Due donne ai vertici (e un pensiero sul 25 Aprile)

Scrivo oggi dopo due incontri molto intensi a Bruxelles, in una giornata particolare per l’Italia e l’Europa. Il primo è stato con Amal al Qubaisi, prima donna presidente del parlamento degli Emirati Arabi Uniti. Amal è architetto, fino al 2005 non si era occupata di politica. Poi la svolta: nel 2006 ha sentito il dovere civico di candidarsi e di contribuire alla vita istituzionale del suo paese. Ed è stata la prima deputata eletta al Consiglio federale nazionale. Un esempio, per le donne arabe e per quell’Occidente che guarda con troppi stereotipi al mondo arabo e islamico. Lei si batte per difendere il valori dell’Islam come religione di pace da quanti invece strumentalizzano la sua fede per farne strumento di guerra, di interessi economici, di potere.

Con Amal abbiamo parlato di terrorismo e delle tante crisi nella regione, dalla Siria allo Yemen. Abbiamo parlato dei rifugiati che fuggono dalle guerre e di come offrire loro protezione, mentre lavoriamo insieme a tutta la comunità internazionale per costruire un futuro di pace che consenta loro di tornare a casa.
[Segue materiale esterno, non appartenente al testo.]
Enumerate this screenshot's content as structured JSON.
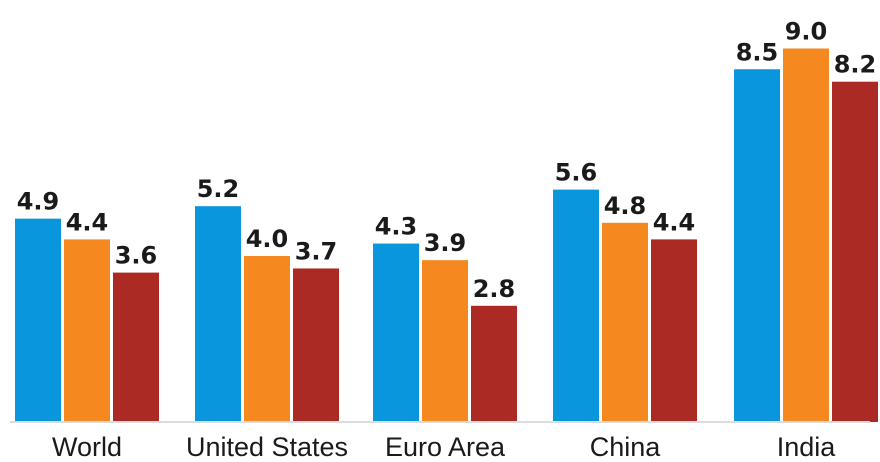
{
  "chart_data": {
    "type": "bar",
    "categories": [
      "World",
      "United States",
      "Euro Area",
      "China",
      "India"
    ],
    "series": [
      {
        "color": "#0a96dc",
        "values": [
          4.9,
          5.2,
          4.3,
          5.6,
          8.5
        ],
        "labels": [
          "4.9",
          "5.2",
          "4.3",
          "5.6",
          "8.5"
        ]
      },
      {
        "color": "#f5891f",
        "values": [
          4.4,
          4.0,
          3.9,
          4.8,
          9.0
        ],
        "labels": [
          "4.4",
          "4.0",
          "3.9",
          "4.8",
          "9.0"
        ]
      },
      {
        "color": "#ac2a24",
        "values": [
          3.6,
          3.7,
          2.8,
          4.4,
          8.2
        ],
        "labels": [
          "3.6",
          "3.7",
          "2.8",
          "4.4",
          "8.2"
        ]
      }
    ],
    "ylim": [
      0,
      9
    ],
    "grid": false,
    "title": "",
    "xlabel": "",
    "ylabel": ""
  }
}
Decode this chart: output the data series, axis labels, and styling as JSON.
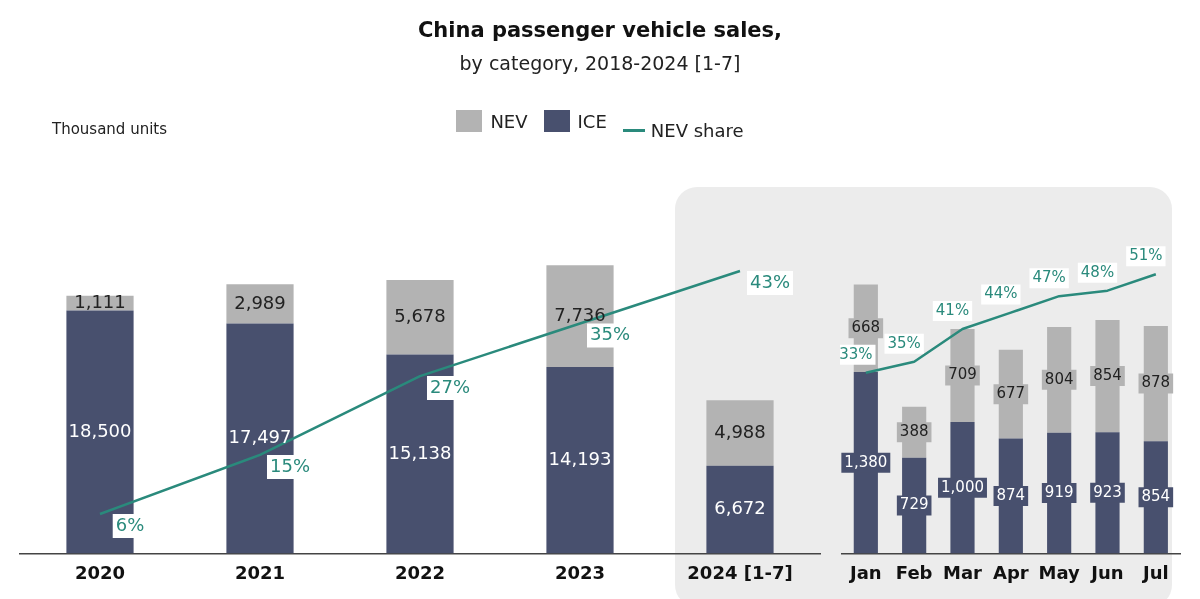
{
  "chart_data": [
    {
      "type": "bar",
      "title": "China passenger vehicle sales,",
      "subtitle": "by category, 2018-2024 [1-7]",
      "ylabel": "Thousand units",
      "categories": [
        "2020",
        "2021",
        "2022",
        "2023",
        "2024 [1-7]"
      ],
      "stacked": true,
      "legend": "top",
      "tick_labels": "x",
      "grid": false,
      "series": [
        {
          "name": "ICE",
          "color": "#48506e",
          "values": [
            18500,
            17497,
            15138,
            14193,
            6672
          ],
          "value_labels": [
            "18,500",
            "17,497",
            "15,138",
            "14,193",
            "6,672"
          ]
        },
        {
          "name": "NEV",
          "color": "#b3b3b3",
          "values": [
            1111,
            2989,
            5678,
            7736,
            4988
          ],
          "value_labels": [
            "1,111",
            "2,989",
            "5,678",
            "7,736",
            "4,988"
          ]
        },
        {
          "name": "NEV share",
          "type": "line",
          "axis": "y2",
          "color": "#2a8a7c",
          "values": [
            6,
            15,
            27,
            35,
            43
          ],
          "value_labels": [
            "6%",
            "15%",
            "27%",
            "35%",
            "43%"
          ]
        }
      ]
    },
    {
      "type": "bar",
      "categories": [
        "Jan",
        "Feb",
        "Mar",
        "Apr",
        "May",
        "Jun",
        "Jul"
      ],
      "stacked": true,
      "tick_labels": "x",
      "grid": false,
      "series": [
        {
          "color": "#48506e",
          "values": [
            1380,
            729,
            1000,
            874,
            919,
            923,
            854
          ],
          "value_labels": [
            "1,380",
            "729",
            "1,000",
            "874",
            "919",
            "923",
            "854"
          ]
        },
        {
          "color": "#b3b3b3",
          "values": [
            668,
            388,
            709,
            677,
            804,
            854,
            878
          ],
          "value_labels": [
            "668",
            "388",
            "709",
            "677",
            "804",
            "854",
            "878"
          ]
        },
        {
          "type": "line",
          "axis": "y2",
          "color": "#2a8a7c",
          "values": [
            33,
            35,
            41,
            44,
            47,
            48,
            51
          ],
          "value_labels": [
            "33%",
            "35%",
            "41%",
            "44%",
            "47%",
            "48%",
            "51%"
          ]
        }
      ]
    }
  ]
}
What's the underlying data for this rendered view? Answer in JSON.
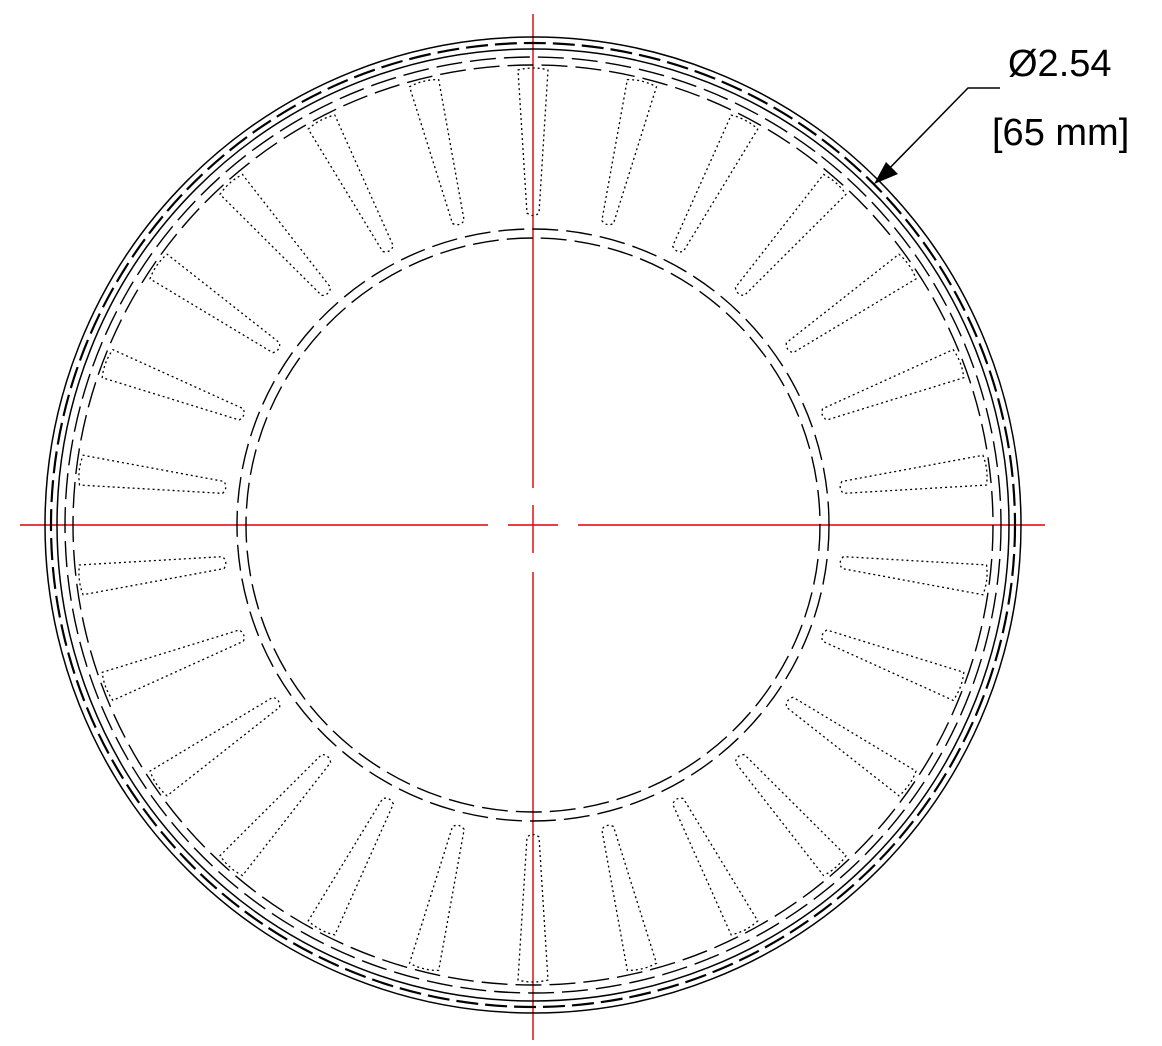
{
  "dimension": {
    "diameter_label": "Ø2.54",
    "metric_label": "[65 mm]"
  },
  "drawing": {
    "slot_count": 26,
    "centerline_color": "#e00000",
    "line_color": "#000000"
  }
}
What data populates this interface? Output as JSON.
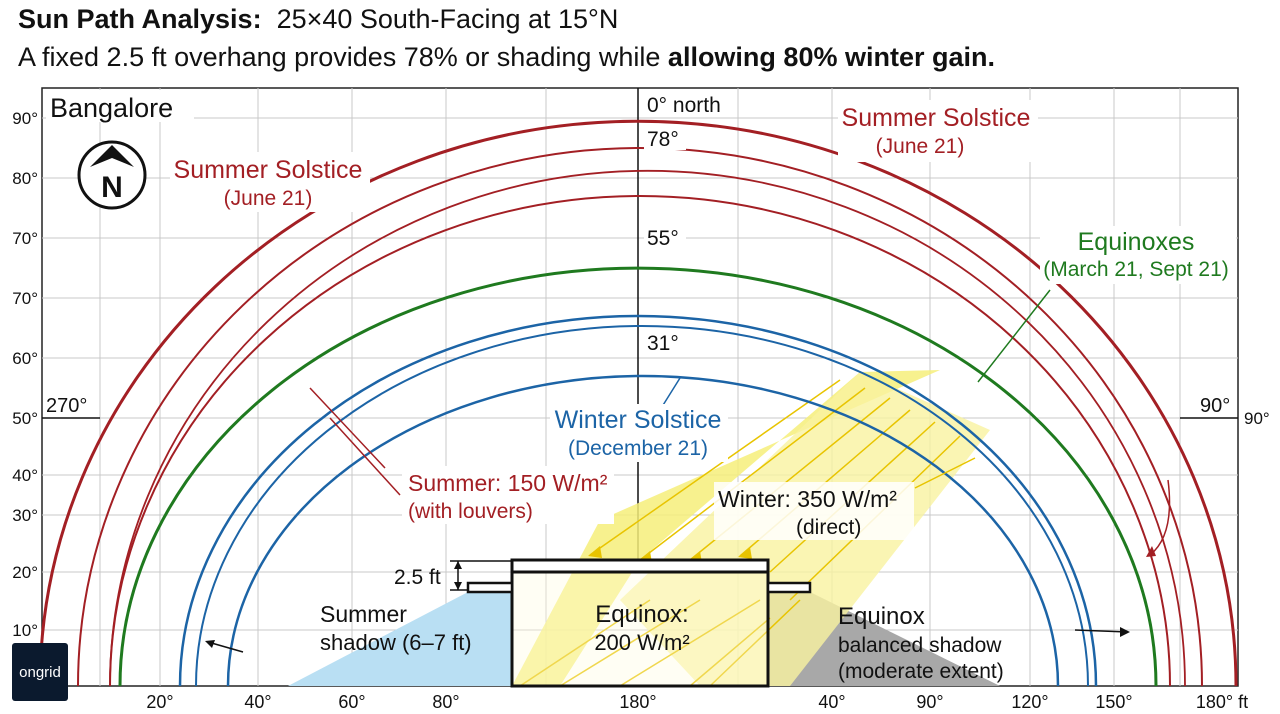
{
  "header": {
    "title_bold": "Sun Path Analysis:",
    "title_rest": "25×40 South-Facing at 15°N",
    "subtitle_start": "A fixed 2.5 ft overhang provides 78% or shading while",
    "subtitle_bold": "allowing 80% winter gain."
  },
  "location": "Bangalore",
  "compass_letter": "N",
  "north_label": "0° north",
  "left_axis_ticks": [
    "90°",
    "80°",
    "70°",
    "70°",
    "60°",
    "50°",
    "40°",
    "30°",
    "20°",
    "10°"
  ],
  "left_axis_unit": "ft",
  "right_axis_tick": "90°",
  "bottom_axis_ticks": [
    "20°",
    "40°",
    "60°",
    "80°",
    "180°",
    "40°",
    "90°",
    "120°",
    "150°",
    "180° ft"
  ],
  "compass_marks": {
    "west": "270°",
    "east": "90°"
  },
  "altitude_labels": {
    "summer": "78°",
    "equinox": "55°",
    "winter": "31°"
  },
  "curves": {
    "summer_solstice": {
      "name": "Summer Solstice",
      "date": "(June 21)",
      "color": "#a31f24"
    },
    "equinoxes": {
      "name": "Equinoxes",
      "date": "(March 21, Sept 21)",
      "color": "#1f7a1f"
    },
    "winter_solstice": {
      "name": "Winter Solstice",
      "date": "(December 21)",
      "color": "#1c64a6"
    }
  },
  "annotations": {
    "summer_gain": {
      "line1": "Summer: 150 W/m²",
      "line2": "(with louvers)"
    },
    "winter_gain": {
      "line1": "Winter: 350 W/m²",
      "line2": "(direct)"
    },
    "equinox_gain": {
      "line1": "Equinox:",
      "line2": "200 W/m²"
    },
    "summer_shadow": {
      "line1": "Summer",
      "line2": "shadow (6–7 ft)"
    },
    "equinox_shadow": {
      "line1": "Equinox",
      "line2": "balanced shadow",
      "line3": "(moderate extent)"
    },
    "overhang": "2.5 ft"
  },
  "colors": {
    "shadow_blue": "#b9dff3",
    "shadow_gray": "#a8a8a8",
    "sun_yellow": "#f6ee7a"
  },
  "brand": "ongrid"
}
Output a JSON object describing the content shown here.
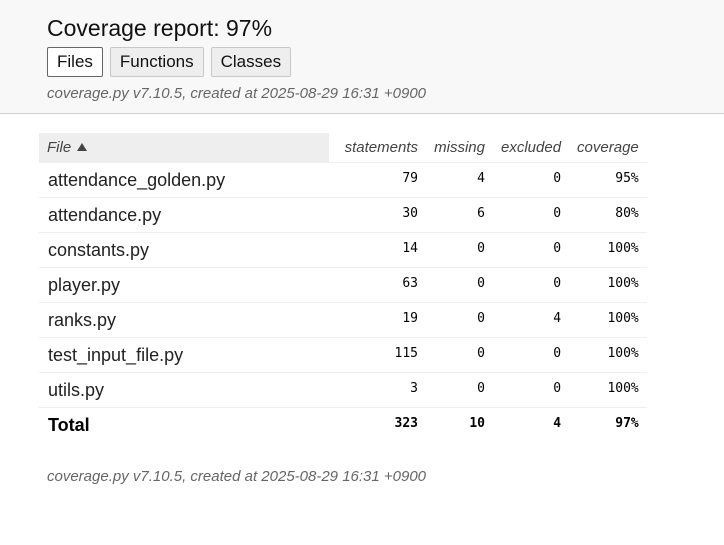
{
  "header": {
    "title": "Coverage report: 97%",
    "tabs": [
      {
        "label": "Files",
        "current": true
      },
      {
        "label": "Functions",
        "current": false
      },
      {
        "label": "Classes",
        "current": false
      }
    ],
    "meta": "coverage.py v7.10.5, created at 2025-08-29 16:31 +0900"
  },
  "table": {
    "columns": {
      "file": "File",
      "statements": "statements",
      "missing": "missing",
      "excluded": "excluded",
      "coverage": "coverage"
    },
    "rows": [
      {
        "file": "attendance_golden.py",
        "statements": "79",
        "missing": "4",
        "excluded": "0",
        "coverage": "95%"
      },
      {
        "file": "attendance.py",
        "statements": "30",
        "missing": "6",
        "excluded": "0",
        "coverage": "80%"
      },
      {
        "file": "constants.py",
        "statements": "14",
        "missing": "0",
        "excluded": "0",
        "coverage": "100%"
      },
      {
        "file": "player.py",
        "statements": "63",
        "missing": "0",
        "excluded": "0",
        "coverage": "100%"
      },
      {
        "file": "ranks.py",
        "statements": "19",
        "missing": "0",
        "excluded": "4",
        "coverage": "100%"
      },
      {
        "file": "test_input_file.py",
        "statements": "115",
        "missing": "0",
        "excluded": "0",
        "coverage": "100%"
      },
      {
        "file": "utils.py",
        "statements": "3",
        "missing": "0",
        "excluded": "0",
        "coverage": "100%"
      }
    ],
    "total": {
      "file": "Total",
      "statements": "323",
      "missing": "10",
      "excluded": "4",
      "coverage": "97%"
    }
  },
  "footer": {
    "meta": "coverage.py v7.10.5, created at 2025-08-29 16:31 +0900"
  }
}
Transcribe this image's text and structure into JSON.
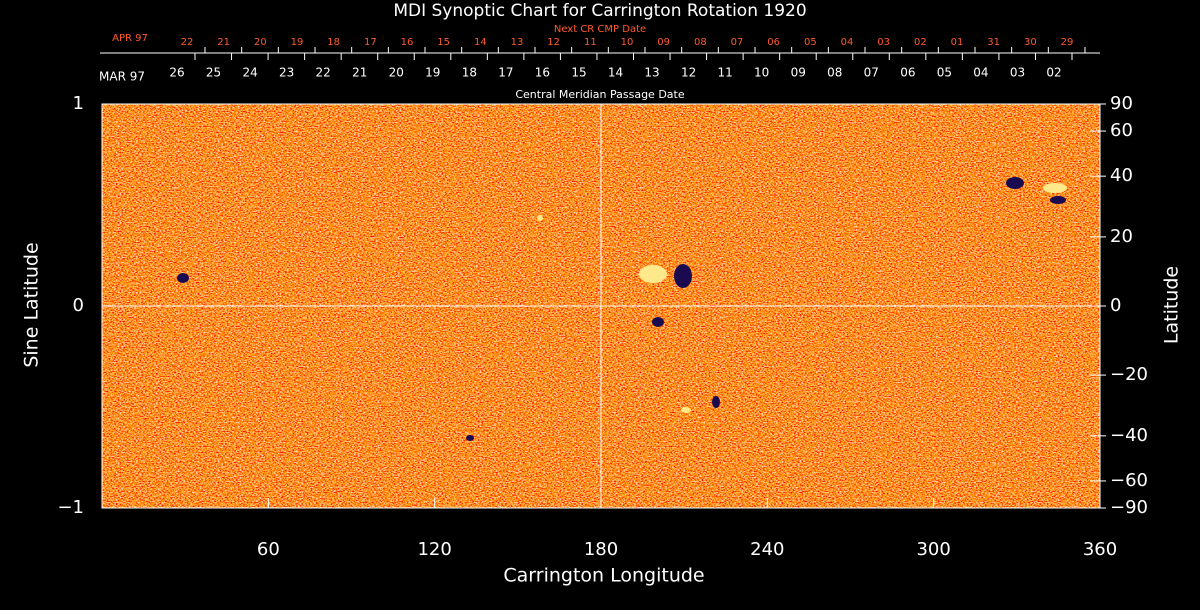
{
  "chart_data": {
    "type": "synoptic-map",
    "title": "MDI Synoptic Chart for Carrington Rotation 1920",
    "top_axis_title": "Next CR CMP Date",
    "top_axis_month": "APR 97",
    "top_axis_dates": [
      "22",
      "21",
      "20",
      "19",
      "18",
      "17",
      "16",
      "15",
      "14",
      "13",
      "12",
      "11",
      "10",
      "09",
      "08",
      "07",
      "06",
      "05",
      "04",
      "03",
      "02",
      "01",
      "31",
      "30",
      "29"
    ],
    "date_axis_month": "MAR 97",
    "date_axis_dates": [
      "26",
      "25",
      "24",
      "23",
      "22",
      "21",
      "20",
      "19",
      "18",
      "17",
      "16",
      "15",
      "14",
      "13",
      "12",
      "11",
      "10",
      "09",
      "08",
      "07",
      "06",
      "05",
      "04",
      "03",
      "02"
    ],
    "date_axis_title": "Central Meridian Passage Date",
    "xlabel": "Carrington Longitude",
    "ylabel": "Sine Latitude",
    "y2label": "Latitude",
    "xlim": [
      0,
      360
    ],
    "xticks": [
      60,
      120,
      180,
      240,
      300,
      360
    ],
    "ylim": [
      -1,
      1
    ],
    "yticks": [
      1,
      0,
      {
        "value": -1,
        "label": "−1"
      }
    ],
    "y2ticks": [
      90,
      60,
      40,
      20,
      0,
      {
        "value": -20,
        "label": "−20"
      },
      {
        "value": -40,
        "label": "−40"
      },
      {
        "value": -60,
        "label": "−60"
      },
      {
        "value": -90,
        "label": "−90"
      }
    ],
    "grid_x": [
      180
    ],
    "grid_y": [
      0
    ]
  }
}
Mogherini receives Ertharin Cousin, Executive Director of the UN World Food ProgramDella devastazione che guerre e terrorismo provocano, di come affrontare i tanti drammi umanitari abbiamo discusso a lungo anche con Ertharin Cousin, direttore esecutivo del Programma alimentare mondiale: un’altra donna, ai vertici di una delle più importanti agenzie delle Nazioni Unite. Come Unione Europea, grazie al Fondo per i rifugiati siriani in Turchia, abbiamo appena stanziato 40 milioni di euro per un programma del Pam che aiuta 735mila persone. E siamo pronti a collaborare anche in Nigeria, dove mezzo milione di uomini, donne e bambini rischia di morire di fame nelle aree fino a poco tempo fa controllate da Boko Haram e ora liberate.

È urgente intervenire, per rompere la spirale di disperazione su cui lucrano ovunque le organizzazioni terroristiche. Mentre si affronta l’emergenza, dobbiamo mantenere la capacità di guardare al lungo periodo, di ricostruire il tessuto connettivo di tante comunità sostenendo istruzione e sviluppo, per dare alle nuove generazioni le chiavi del futuro del proprio paese. È fondamentale per la Nigeria, così come per la Siria o la Libia. Come fu cruciale per l’Europa dopo la seconda Guerra mondiale.

Oggi è il 25 aprile. Settantuno anni fa si chiuse per l’Italia un’epoca drammatica. Dalla devastazione della Seconda guerra mondiale è iniziato il cammino non solo di un Paese nuovo, ma dell’Europa moderna, unita. I valori della Resistenza sono parte della nostra storia e più che mai del nostro presente, in un momento così difficile: libertà, rispetto dei diritti e pace. Sono conquiste che dobbiamo ai nostri padri ma che tocca a noi, a tutti noi, preservare ogni giorno.